Turkey’s Central Bank has decided to ban the use of all cryptocurrencies for transactions and purchases of goods or services, citing possibly irreparable damage and a range of risks. As the announcement in the Official Gazette went further to explain, cryptocurrencies and the relevant digital assets that are based on distributed ledger technology cannot continue to operate without any regulation or central supervision, as they may cause non-recoverable losses for the transaction parties.
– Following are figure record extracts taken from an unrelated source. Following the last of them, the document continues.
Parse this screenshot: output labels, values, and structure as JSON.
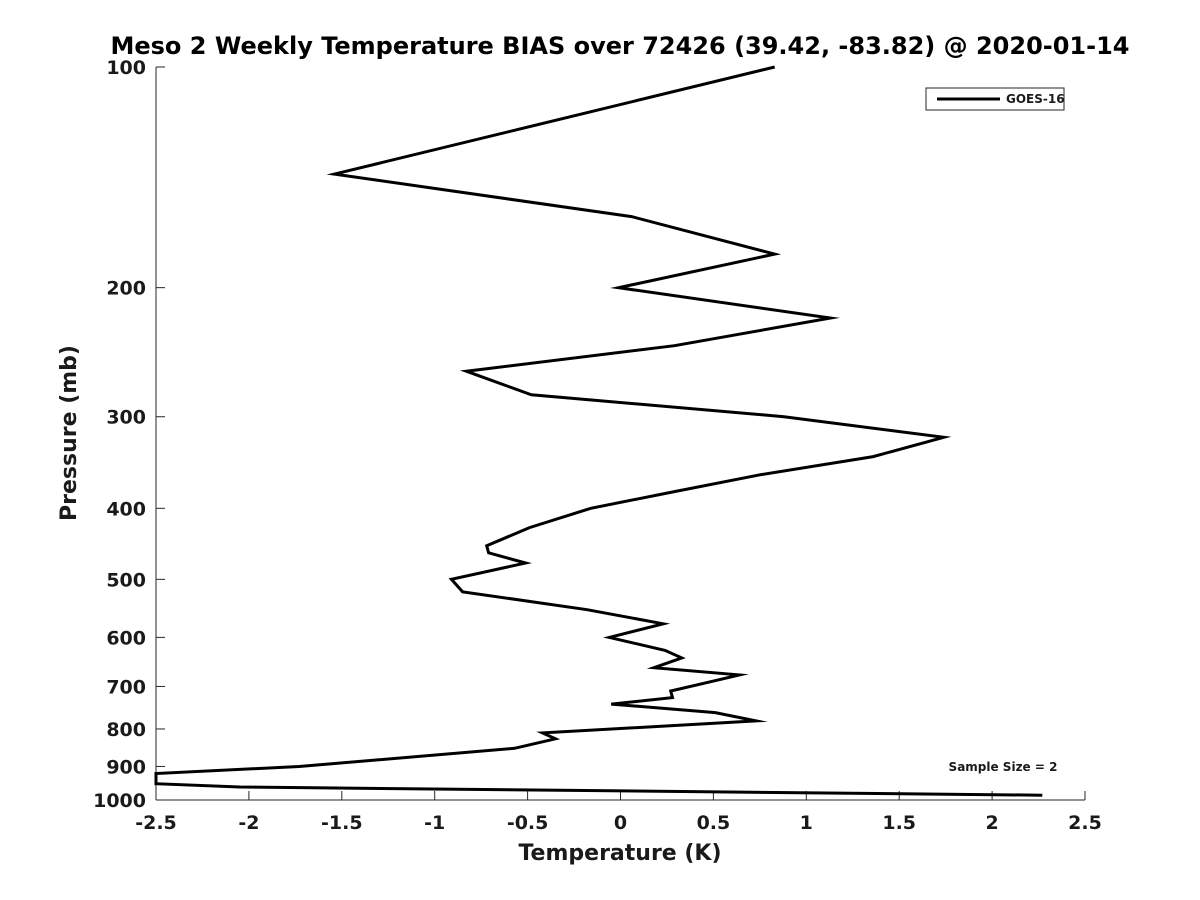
{
  "chart_data": {
    "type": "line",
    "title": "Meso 2 Weekly Temperature BIAS over 72426 (39.42, -83.82) @ 2020-01-14",
    "xlabel": "Temperature (K)",
    "ylabel": "Pressure (mb)",
    "xlim": [
      -2.5,
      2.5
    ],
    "ylim": [
      100,
      1000
    ],
    "y_scale": "log",
    "y_reversed": true,
    "x_ticks": [
      -2.5,
      -2,
      -1.5,
      -1,
      -0.5,
      0,
      0.5,
      1,
      1.5,
      2,
      2.5
    ],
    "x_tick_labels": [
      "-2.5",
      "-2",
      "-1.5",
      "-1",
      "-0.5",
      "0",
      "0.5",
      "1",
      "1.5",
      "2",
      "2.5"
    ],
    "y_ticks": [
      100,
      200,
      300,
      400,
      500,
      600,
      700,
      800,
      900,
      1000
    ],
    "y_tick_labels": [
      "100",
      "200",
      "300",
      "400",
      "500",
      "600",
      "700",
      "800",
      "900",
      "1000"
    ],
    "grid": false,
    "legend_position": "top-right",
    "annotation": "Sample Size = 2",
    "series": [
      {
        "name": "GOES-16",
        "color": "#000000",
        "points": [
          {
            "x": 0.83,
            "y": 100
          },
          {
            "x": -1.54,
            "y": 140
          },
          {
            "x": 0.06,
            "y": 160
          },
          {
            "x": 0.83,
            "y": 180
          },
          {
            "x": -0.01,
            "y": 200
          },
          {
            "x": 1.13,
            "y": 220
          },
          {
            "x": 0.29,
            "y": 240
          },
          {
            "x": -0.83,
            "y": 260
          },
          {
            "x": -0.48,
            "y": 280
          },
          {
            "x": 0.88,
            "y": 300
          },
          {
            "x": 1.74,
            "y": 320
          },
          {
            "x": 1.36,
            "y": 340
          },
          {
            "x": 0.75,
            "y": 360
          },
          {
            "x": 0.28,
            "y": 380
          },
          {
            "x": -0.16,
            "y": 400
          },
          {
            "x": -0.49,
            "y": 425
          },
          {
            "x": -0.72,
            "y": 450
          },
          {
            "x": -0.71,
            "y": 460
          },
          {
            "x": -0.51,
            "y": 475
          },
          {
            "x": -0.91,
            "y": 500
          },
          {
            "x": -0.85,
            "y": 520
          },
          {
            "x": -0.18,
            "y": 550
          },
          {
            "x": 0.23,
            "y": 575
          },
          {
            "x": -0.06,
            "y": 600
          },
          {
            "x": 0.24,
            "y": 625
          },
          {
            "x": 0.33,
            "y": 640
          },
          {
            "x": 0.18,
            "y": 660
          },
          {
            "x": 0.64,
            "y": 675
          },
          {
            "x": 0.48,
            "y": 690
          },
          {
            "x": 0.27,
            "y": 710
          },
          {
            "x": 0.28,
            "y": 725
          },
          {
            "x": -0.05,
            "y": 740
          },
          {
            "x": 0.51,
            "y": 760
          },
          {
            "x": 0.73,
            "y": 780
          },
          {
            "x": -0.42,
            "y": 810
          },
          {
            "x": -0.35,
            "y": 825
          },
          {
            "x": -0.57,
            "y": 850
          },
          {
            "x": -1.73,
            "y": 900
          },
          {
            "x": -2.5,
            "y": 920
          },
          {
            "x": -2.5,
            "y": 950
          },
          {
            "x": -2.05,
            "y": 960
          },
          {
            "x": 2.27,
            "y": 985
          }
        ]
      }
    ]
  }
}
All in all, the Turkish authorities do not believe in the security of cryptos, or at least that’s what they claim, and so they decided to ban them only to protect the people. The new law will come in effect starting on April 30, 2021, so holders of crypto in Turkey don’t have much time to offload or exchange their assets.
The rise of crypto in Turkey was impressive lately, even though still not mainstream, and possibly, this is why the state decided to intervene before things get out of their control. The decision to outright ban them, though, hit hard – so much that BTC suffered an immediate price drop of 4.6%. Moreover, the fact that the decision was taken in the middle of the night and without consulting stakeholders and experts on the matter reflects in how these issues are handled in Turkey.
Many speculate that the real goal of the Turkish government for taking this decision is to stop the bleeding of the Turkish lira and close the tap of the worsening leaks to cryptocurrencies. The more the value of the lira drops, the more people in Turkey engage in crypto investments, further pushing the demise of the country’s currency. The Turkish lira’s value has sunk by 10% in 2021, 24% in 2020, and lost over 50% of its value since 2017.
Last week, Turkey recorded inflation of 16%, which 11% higher than the central bank’s 5% set target. According to an Arab News report, Turkey sold 11.7 million tons of gold in February 2021 to get some breathing oxygen that will help them tackle the economic crisis. President Tayyip Erdogan, who has been in charge during the entire period of the lira value collapse, has fired four bank chiefs during the past couple of years, but this hasn’t brought any positive change.